One of the nice things about Goa and India in general is that you don’t have to be Christian to love Christmas.

“It’s not the same as Christmas at home, but lying on a hot beach on Christmas day knowing everyone at home is stressing over hot ovens, etc, is great,” says 60-year-old Anita from the UK, a regular at Christmas time in Goa.

“Christmas abroad in a hot country is one of the best ways to spend that horribly cold time of the year,” says Eric, another European.

Traditional Christmas

But for many Goan Catholics, Christmas is the most important day of the year. Preparations can begin weeks in advance. Traditionally Goan households made their own Christmas sweets like the neureos, kol-kols, marzipan, dodol and cakes. Others will bring out the old bamboo frames of their Christmas star and re-clad it with decorative paper. Many houses will have a small crib depicting the nativity scene with Mother Mary and Joseph keeping watch over the infant Jesus.

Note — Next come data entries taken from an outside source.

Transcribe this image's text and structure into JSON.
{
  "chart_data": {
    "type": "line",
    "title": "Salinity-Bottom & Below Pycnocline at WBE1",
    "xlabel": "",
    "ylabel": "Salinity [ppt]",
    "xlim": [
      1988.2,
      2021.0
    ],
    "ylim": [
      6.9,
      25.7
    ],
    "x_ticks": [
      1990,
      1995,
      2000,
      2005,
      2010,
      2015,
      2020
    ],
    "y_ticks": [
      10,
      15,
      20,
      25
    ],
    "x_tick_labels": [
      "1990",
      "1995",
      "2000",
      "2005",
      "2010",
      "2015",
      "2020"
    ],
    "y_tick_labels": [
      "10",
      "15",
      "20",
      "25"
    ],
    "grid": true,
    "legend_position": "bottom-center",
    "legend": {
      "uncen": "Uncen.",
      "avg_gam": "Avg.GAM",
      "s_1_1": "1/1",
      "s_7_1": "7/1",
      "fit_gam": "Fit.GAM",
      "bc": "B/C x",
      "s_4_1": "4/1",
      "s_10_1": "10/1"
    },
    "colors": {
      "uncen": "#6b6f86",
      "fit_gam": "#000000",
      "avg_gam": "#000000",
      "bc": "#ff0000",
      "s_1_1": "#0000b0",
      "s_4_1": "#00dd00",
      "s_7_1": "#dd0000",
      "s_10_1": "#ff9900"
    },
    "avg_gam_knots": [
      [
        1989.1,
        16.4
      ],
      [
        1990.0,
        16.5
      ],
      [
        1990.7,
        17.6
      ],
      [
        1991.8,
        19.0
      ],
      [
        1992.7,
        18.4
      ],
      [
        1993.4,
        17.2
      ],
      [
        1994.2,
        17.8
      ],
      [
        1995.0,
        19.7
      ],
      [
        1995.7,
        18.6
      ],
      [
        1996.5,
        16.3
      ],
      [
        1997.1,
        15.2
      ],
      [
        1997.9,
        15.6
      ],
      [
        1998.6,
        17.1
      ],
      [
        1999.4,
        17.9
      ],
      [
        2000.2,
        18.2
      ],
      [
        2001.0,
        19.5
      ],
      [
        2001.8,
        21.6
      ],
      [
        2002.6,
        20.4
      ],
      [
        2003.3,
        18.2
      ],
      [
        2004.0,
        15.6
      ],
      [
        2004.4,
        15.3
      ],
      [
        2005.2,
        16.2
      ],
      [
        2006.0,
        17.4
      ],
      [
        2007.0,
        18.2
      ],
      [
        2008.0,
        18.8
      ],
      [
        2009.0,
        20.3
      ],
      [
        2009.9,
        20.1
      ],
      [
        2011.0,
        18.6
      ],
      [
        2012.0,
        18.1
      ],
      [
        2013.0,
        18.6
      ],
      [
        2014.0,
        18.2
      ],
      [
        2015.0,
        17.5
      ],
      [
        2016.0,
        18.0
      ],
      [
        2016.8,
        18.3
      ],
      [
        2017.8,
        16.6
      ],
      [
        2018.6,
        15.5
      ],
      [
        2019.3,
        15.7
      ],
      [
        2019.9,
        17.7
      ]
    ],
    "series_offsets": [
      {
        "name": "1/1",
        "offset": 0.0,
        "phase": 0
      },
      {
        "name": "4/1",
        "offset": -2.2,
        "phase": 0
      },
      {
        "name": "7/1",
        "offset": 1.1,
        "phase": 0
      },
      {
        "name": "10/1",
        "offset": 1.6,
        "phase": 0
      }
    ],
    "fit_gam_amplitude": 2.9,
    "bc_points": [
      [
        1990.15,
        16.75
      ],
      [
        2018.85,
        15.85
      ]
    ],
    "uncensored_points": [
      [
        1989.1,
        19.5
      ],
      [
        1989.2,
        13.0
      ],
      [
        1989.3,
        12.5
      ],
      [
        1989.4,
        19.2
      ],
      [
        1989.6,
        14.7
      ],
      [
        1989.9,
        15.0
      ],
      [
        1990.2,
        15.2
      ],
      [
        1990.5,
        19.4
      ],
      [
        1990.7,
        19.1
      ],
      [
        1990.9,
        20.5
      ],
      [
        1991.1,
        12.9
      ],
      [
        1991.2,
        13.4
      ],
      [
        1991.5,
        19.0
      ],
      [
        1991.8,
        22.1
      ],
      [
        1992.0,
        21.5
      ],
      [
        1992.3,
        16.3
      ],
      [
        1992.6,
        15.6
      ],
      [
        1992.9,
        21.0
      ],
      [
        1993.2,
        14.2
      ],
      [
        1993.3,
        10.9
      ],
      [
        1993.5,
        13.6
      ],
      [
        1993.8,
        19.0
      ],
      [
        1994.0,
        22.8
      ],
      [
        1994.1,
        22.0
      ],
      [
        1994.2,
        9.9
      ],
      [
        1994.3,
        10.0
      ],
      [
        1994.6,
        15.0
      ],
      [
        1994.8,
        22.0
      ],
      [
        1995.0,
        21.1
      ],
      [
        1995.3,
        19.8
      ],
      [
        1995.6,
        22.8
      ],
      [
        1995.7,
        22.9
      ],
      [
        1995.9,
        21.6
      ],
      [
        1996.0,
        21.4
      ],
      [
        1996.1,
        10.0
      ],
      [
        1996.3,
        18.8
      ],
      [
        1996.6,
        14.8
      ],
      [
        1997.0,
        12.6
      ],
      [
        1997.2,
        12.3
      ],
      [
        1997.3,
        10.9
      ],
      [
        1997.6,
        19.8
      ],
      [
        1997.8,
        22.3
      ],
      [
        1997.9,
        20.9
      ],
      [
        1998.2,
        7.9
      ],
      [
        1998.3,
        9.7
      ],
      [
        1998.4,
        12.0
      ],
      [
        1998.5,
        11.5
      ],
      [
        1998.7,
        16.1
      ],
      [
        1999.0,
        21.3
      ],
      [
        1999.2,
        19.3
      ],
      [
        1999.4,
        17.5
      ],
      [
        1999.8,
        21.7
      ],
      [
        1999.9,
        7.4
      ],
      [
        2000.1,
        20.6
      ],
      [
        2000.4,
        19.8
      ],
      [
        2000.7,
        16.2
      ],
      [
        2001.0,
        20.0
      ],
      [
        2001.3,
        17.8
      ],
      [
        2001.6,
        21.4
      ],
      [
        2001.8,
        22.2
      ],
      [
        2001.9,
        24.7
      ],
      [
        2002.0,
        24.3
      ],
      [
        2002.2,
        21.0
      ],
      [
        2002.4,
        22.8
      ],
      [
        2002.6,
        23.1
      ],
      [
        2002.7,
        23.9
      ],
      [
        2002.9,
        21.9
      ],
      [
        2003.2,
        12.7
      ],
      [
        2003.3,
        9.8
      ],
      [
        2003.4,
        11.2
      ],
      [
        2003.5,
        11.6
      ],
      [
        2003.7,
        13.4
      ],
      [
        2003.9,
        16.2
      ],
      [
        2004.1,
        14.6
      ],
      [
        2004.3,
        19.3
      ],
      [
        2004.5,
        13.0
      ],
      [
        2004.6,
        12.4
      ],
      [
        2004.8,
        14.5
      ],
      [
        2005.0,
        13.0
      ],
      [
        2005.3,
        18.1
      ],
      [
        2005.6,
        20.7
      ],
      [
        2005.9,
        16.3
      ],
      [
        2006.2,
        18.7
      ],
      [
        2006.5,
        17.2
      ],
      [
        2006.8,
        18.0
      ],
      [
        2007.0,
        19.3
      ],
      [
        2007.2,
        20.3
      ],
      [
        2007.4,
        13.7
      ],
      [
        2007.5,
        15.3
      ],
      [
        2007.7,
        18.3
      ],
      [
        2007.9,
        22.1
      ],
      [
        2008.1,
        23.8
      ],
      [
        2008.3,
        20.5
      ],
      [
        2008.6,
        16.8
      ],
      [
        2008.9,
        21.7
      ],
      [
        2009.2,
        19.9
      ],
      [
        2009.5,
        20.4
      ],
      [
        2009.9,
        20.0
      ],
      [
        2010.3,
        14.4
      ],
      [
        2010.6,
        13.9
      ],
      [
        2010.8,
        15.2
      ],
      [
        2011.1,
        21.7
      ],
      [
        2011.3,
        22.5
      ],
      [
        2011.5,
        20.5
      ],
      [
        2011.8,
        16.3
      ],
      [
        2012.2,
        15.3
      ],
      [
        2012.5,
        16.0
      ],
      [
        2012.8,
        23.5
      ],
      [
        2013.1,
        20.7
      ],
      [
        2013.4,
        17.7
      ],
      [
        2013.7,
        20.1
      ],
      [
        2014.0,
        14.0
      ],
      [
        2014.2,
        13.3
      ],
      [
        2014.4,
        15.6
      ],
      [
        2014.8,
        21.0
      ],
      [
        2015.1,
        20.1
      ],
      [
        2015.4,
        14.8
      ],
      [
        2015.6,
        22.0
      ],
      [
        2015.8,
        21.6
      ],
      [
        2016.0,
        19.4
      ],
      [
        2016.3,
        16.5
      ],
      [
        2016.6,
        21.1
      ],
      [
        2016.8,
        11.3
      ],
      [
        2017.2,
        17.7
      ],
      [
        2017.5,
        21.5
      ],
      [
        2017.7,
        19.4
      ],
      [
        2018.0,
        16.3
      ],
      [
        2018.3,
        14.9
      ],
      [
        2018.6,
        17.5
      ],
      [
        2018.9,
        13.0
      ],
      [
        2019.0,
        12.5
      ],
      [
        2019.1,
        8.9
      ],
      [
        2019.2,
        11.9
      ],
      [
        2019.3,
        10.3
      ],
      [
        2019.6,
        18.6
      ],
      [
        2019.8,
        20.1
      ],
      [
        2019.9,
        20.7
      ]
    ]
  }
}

Peter Carvalho from Candolim says, “It’s the time for the youngsters in the community to get together and form carol singing groups who will then visit all houses in our community to serenade their fellow Goan Catholics in the days leading to Christmas Day. And some of the fat guys will become the friendly neighbourhood Santa Claus. Many will also have a Christmas tree with decorative lights. In the past people used to send and receive Christmas cards which would then be displayed along with the crib, but now in the age of the email, that tradition has all but faded away.”

Everything is usually in place by late evening of December 24 and by midnight most of Catholic Goa heads to the local parish church or chapel for the midnight mass, which heralds the arrival of the Messiah. At least in the old days, no self-respecting Goan Catholic would party on December 24 night. They only exchange greetings, hugs and kisses with their family and friends.  The celebrations begin later in the day with a traditional Christmas lunch which in Goa has never meant stuffed turkeys, but always features a juicy, succulent, roast suckling pig. Plus sorpotel and some beef dishes. A good place to check out a Goan Christmas banquet is at the grand old lady of the Goan hospitality scene, Hotel Mandovi, who host their annual ‘Jantar de Natal’ on Christmas Day.

The Balls and Five Stars

Most old-time Goan clubs, like Clube Nacional and Club Vasco da Gama have their traditional Christmas Balls on the night of December 25, and it’s always a very formal affair. You can only get in if you’re wearing a formal suit. All five-star and luxury resorts will also be having their Christmas bashes and treats, with some offering traditional Goan-style roast pork and others roast stuffed, turkeys. It’s also a good idea to head down to south Goa if you’re looking for a slightly more relaxed time this Christmas.

Elsewhere, though, almost all Goan nightclubs and party hotspots will be rocking away with Christmas Eve gigs and Christmas Day parties. You can party non-stop throughout the whole period, from Christmas to New Year’s to Russian Christmas.

Party on folks, and merry Christmas!